Nova Orleães – A nova Arquidiocese pagará pelo menos US$ 230 milhões pelo assassinato de centenas de pessoas por abuso sexual, por escrito na segunda-feira de um juiz federal que segue anos de negociações.
Richard Trahant, advogado que representa as vítimas deste caso, e o porta-voz da arquidiocese confirmaram a aprovação da instalação da edição à jornalista norte-americana Meredith Grabill.
O arcebispo Gregory Aymmond, chefe da arquidiocese, disse aos repórteres do lado de fora do prédio federal na segunda-feira que estava feliz “e esperançoso” de que os sobreviventes encontrariam uma solução. ”
“Esperamos e oramos para que eles não apenas recebam o que lhes foi dado, mas que conheçam a cura do amor de Deus”, disse Aymond.
No início deste mês, alguns dos mais de 500 sobreviventes de abusos testemunharam em tribunal, dizendo que ainda eram assombrados pelas memórias da sua tortura décadas depois. A arquidiocese pediu falência em maio de 2020, mas não tratou das reclamações de abusos individuais. Salvation destacou que isso permitiu que os líderes da igreja evitassem a questão de confirmá-los no tribunal.
Alguns culparam o abuso de drogas, a dificuldade com o sexo e se perguntaram se só eles próprios seriam os culpados pelo que aconteceu. Alguns disseram que perdoaram a igreja, mas outros não.
No seu depoimento, Kathleen Austin lembra-se de ter sido abusada muitas vezes quando criança e de ver o perpetrador continuar no seu papel dentro da Igreja Católica, embora soubesse o que estava a fazer. Ele expressou dúvidas de que a Igreja assumiria a responsabilidade pelo clero no futuro, dada a forma como disse ter resistido a responder às suas experiências.
“Por que demorou tanto e com um preço tão alto?” ele perguntou.
A pressão relativa geralmente não conhece as vítimas de abuso sexual até que elas se apresentem publicamente, como aquelas que testemunharam em Nova Orleães.
Aymmond, que entregou a liderança da Igreja ao seu sucessor, ouviu o testemunho vívido na semana passada.
“Também peço desculpas à igreja, mas tenho vergonha do que aconteceu na igreja”, disse Aymond mais tarde.
Chris Naquin revelou que seus abusos começaram aos 4 anos e ele protesta há décadas e décadas na prisão.
“Achei que nunca tivesse tido dinheiro no mundo”, disse Naquin enquanto o criava. “Nunca tive minha infância e estou apenas começando minha vida adulta aos 56 anos.”
Billy Cheramie, que disse que se sentiu morto no dia em que foi abusado por um menino, disse ao arsisdio, deixou-o perdoar o que fez.

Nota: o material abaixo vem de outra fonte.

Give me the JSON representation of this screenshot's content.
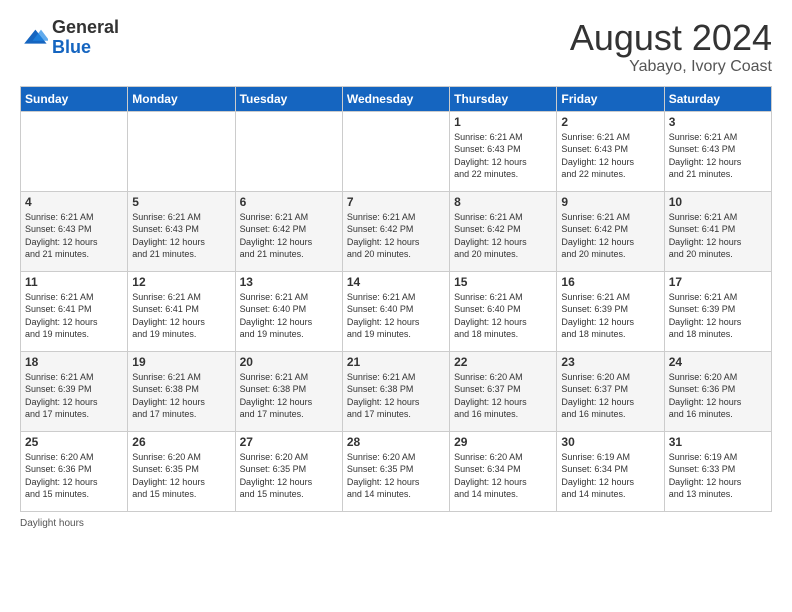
{
  "header": {
    "logo_general": "General",
    "logo_blue": "Blue",
    "title": "August 2024",
    "location": "Yabayo, Ivory Coast"
  },
  "days_of_week": [
    "Sunday",
    "Monday",
    "Tuesday",
    "Wednesday",
    "Thursday",
    "Friday",
    "Saturday"
  ],
  "weeks": [
    [
      {
        "day": "",
        "info": ""
      },
      {
        "day": "",
        "info": ""
      },
      {
        "day": "",
        "info": ""
      },
      {
        "day": "",
        "info": ""
      },
      {
        "day": "1",
        "info": "Sunrise: 6:21 AM\nSunset: 6:43 PM\nDaylight: 12 hours\nand 22 minutes."
      },
      {
        "day": "2",
        "info": "Sunrise: 6:21 AM\nSunset: 6:43 PM\nDaylight: 12 hours\nand 22 minutes."
      },
      {
        "day": "3",
        "info": "Sunrise: 6:21 AM\nSunset: 6:43 PM\nDaylight: 12 hours\nand 21 minutes."
      }
    ],
    [
      {
        "day": "4",
        "info": "Sunrise: 6:21 AM\nSunset: 6:43 PM\nDaylight: 12 hours\nand 21 minutes."
      },
      {
        "day": "5",
        "info": "Sunrise: 6:21 AM\nSunset: 6:43 PM\nDaylight: 12 hours\nand 21 minutes."
      },
      {
        "day": "6",
        "info": "Sunrise: 6:21 AM\nSunset: 6:42 PM\nDaylight: 12 hours\nand 21 minutes."
      },
      {
        "day": "7",
        "info": "Sunrise: 6:21 AM\nSunset: 6:42 PM\nDaylight: 12 hours\nand 20 minutes."
      },
      {
        "day": "8",
        "info": "Sunrise: 6:21 AM\nSunset: 6:42 PM\nDaylight: 12 hours\nand 20 minutes."
      },
      {
        "day": "9",
        "info": "Sunrise: 6:21 AM\nSunset: 6:42 PM\nDaylight: 12 hours\nand 20 minutes."
      },
      {
        "day": "10",
        "info": "Sunrise: 6:21 AM\nSunset: 6:41 PM\nDaylight: 12 hours\nand 20 minutes."
      }
    ],
    [
      {
        "day": "11",
        "info": "Sunrise: 6:21 AM\nSunset: 6:41 PM\nDaylight: 12 hours\nand 19 minutes."
      },
      {
        "day": "12",
        "info": "Sunrise: 6:21 AM\nSunset: 6:41 PM\nDaylight: 12 hours\nand 19 minutes."
      },
      {
        "day": "13",
        "info": "Sunrise: 6:21 AM\nSunset: 6:40 PM\nDaylight: 12 hours\nand 19 minutes."
      },
      {
        "day": "14",
        "info": "Sunrise: 6:21 AM\nSunset: 6:40 PM\nDaylight: 12 hours\nand 19 minutes."
      },
      {
        "day": "15",
        "info": "Sunrise: 6:21 AM\nSunset: 6:40 PM\nDaylight: 12 hours\nand 18 minutes."
      },
      {
        "day": "16",
        "info": "Sunrise: 6:21 AM\nSunset: 6:39 PM\nDaylight: 12 hours\nand 18 minutes."
      },
      {
        "day": "17",
        "info": "Sunrise: 6:21 AM\nSunset: 6:39 PM\nDaylight: 12 hours\nand 18 minutes."
      }
    ],
    [
      {
        "day": "18",
        "info": "Sunrise: 6:21 AM\nSunset: 6:39 PM\nDaylight: 12 hours\nand 17 minutes."
      },
      {
        "day": "19",
        "info": "Sunrise: 6:21 AM\nSunset: 6:38 PM\nDaylight: 12 hours\nand 17 minutes."
      },
      {
        "day": "20",
        "info": "Sunrise: 6:21 AM\nSunset: 6:38 PM\nDaylight: 12 hours\nand 17 minutes."
      },
      {
        "day": "21",
        "info": "Sunrise: 6:21 AM\nSunset: 6:38 PM\nDaylight: 12 hours\nand 17 minutes."
      },
      {
        "day": "22",
        "info": "Sunrise: 6:20 AM\nSunset: 6:37 PM\nDaylight: 12 hours\nand 16 minutes."
      },
      {
        "day": "23",
        "info": "Sunrise: 6:20 AM\nSunset: 6:37 PM\nDaylight: 12 hours\nand 16 minutes."
      },
      {
        "day": "24",
        "info": "Sunrise: 6:20 AM\nSunset: 6:36 PM\nDaylight: 12 hours\nand 16 minutes."
      }
    ],
    [
      {
        "day": "25",
        "info": "Sunrise: 6:20 AM\nSunset: 6:36 PM\nDaylight: 12 hours\nand 15 minutes."
      },
      {
        "day": "26",
        "info": "Sunrise: 6:20 AM\nSunset: 6:35 PM\nDaylight: 12 hours\nand 15 minutes."
      },
      {
        "day": "27",
        "info": "Sunrise: 6:20 AM\nSunset: 6:35 PM\nDaylight: 12 hours\nand 15 minutes."
      },
      {
        "day": "28",
        "info": "Sunrise: 6:20 AM\nSunset: 6:35 PM\nDaylight: 12 hours\nand 14 minutes."
      },
      {
        "day": "29",
        "info": "Sunrise: 6:20 AM\nSunset: 6:34 PM\nDaylight: 12 hours\nand 14 minutes."
      },
      {
        "day": "30",
        "info": "Sunrise: 6:19 AM\nSunset: 6:34 PM\nDaylight: 12 hours\nand 14 minutes."
      },
      {
        "day": "31",
        "info": "Sunrise: 6:19 AM\nSunset: 6:33 PM\nDaylight: 12 hours\nand 13 minutes."
      }
    ]
  ],
  "footer": {
    "daylight_label": "Daylight hours"
  }
}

Ele disse que mais tarde isso o ajudou a perceber o abuso que havia sofrido e não sua culpa, liberando-o para liberar sua raiva que o levou a ingressar no exército dos EUA.
“A morte não resolveu a dor e as memórias”, disse ele.
Neil Duhon revelou que ainda luta com o conceito de perdão.
“Essa coisa legal poderia ter terminado, mas o que ele fez conosco não teria terminado conosco, disse Duhon no tribunal, disse Don Lawrence Hecker, mas alegou as acusações contra eles e alegou sequestro e extorsão.
Aymond, 75 anos, opôs-se ao apelo para abandonar o resgate, dizendo que a Igreja não assumiu a responsabilidade pelos perpetradores. As alegações de abusos por parte do clero levaram a uma investigação do FBI e a uma crise de crise para a Igreja Católica, que atraiu ajuda do Saints News Orleans, para ajudar a monitorizar as cenas, revelou a investigação.
A versão final, que recebeu um apoio esmagador dos sobreviventes durante as eleições de Outubro, inclui políticas destinadas a prevenir futuros abusos.
Um salvador terá um assento no conselho de revisão da Arquidiocese que apela ao apelo sexual. Um especialista externo está monitorando as práticas de prevenção infantil. A igreja também está a elaborar uma declaração de direitos para os sobreviventes, e os sobreviventes terão contacto direto com o arcebispo para apresentar queixas de irregularidades. E será criado um arquivo público para partilhar regularmente documentos relacionados com alegações de abuso.
Em setembro, o Papa Leão XIv convocou o Bispo James F. Checchio, da Diocese de Metuchen, NJ, de acordo com o Arcebispo Coadjutor de New Orleji, para passar o bem-sucedido Agmond quando ele se aposentar. Uma porta-voz de Aymond disse na segunda-feira que não há um cronograma confirmado para a aposentadoria do arcebispo.
Brook escreveu para a Associated Press. A redatora da AP Sara Cline contribuiu para este relatório de Baton Rouge, LA.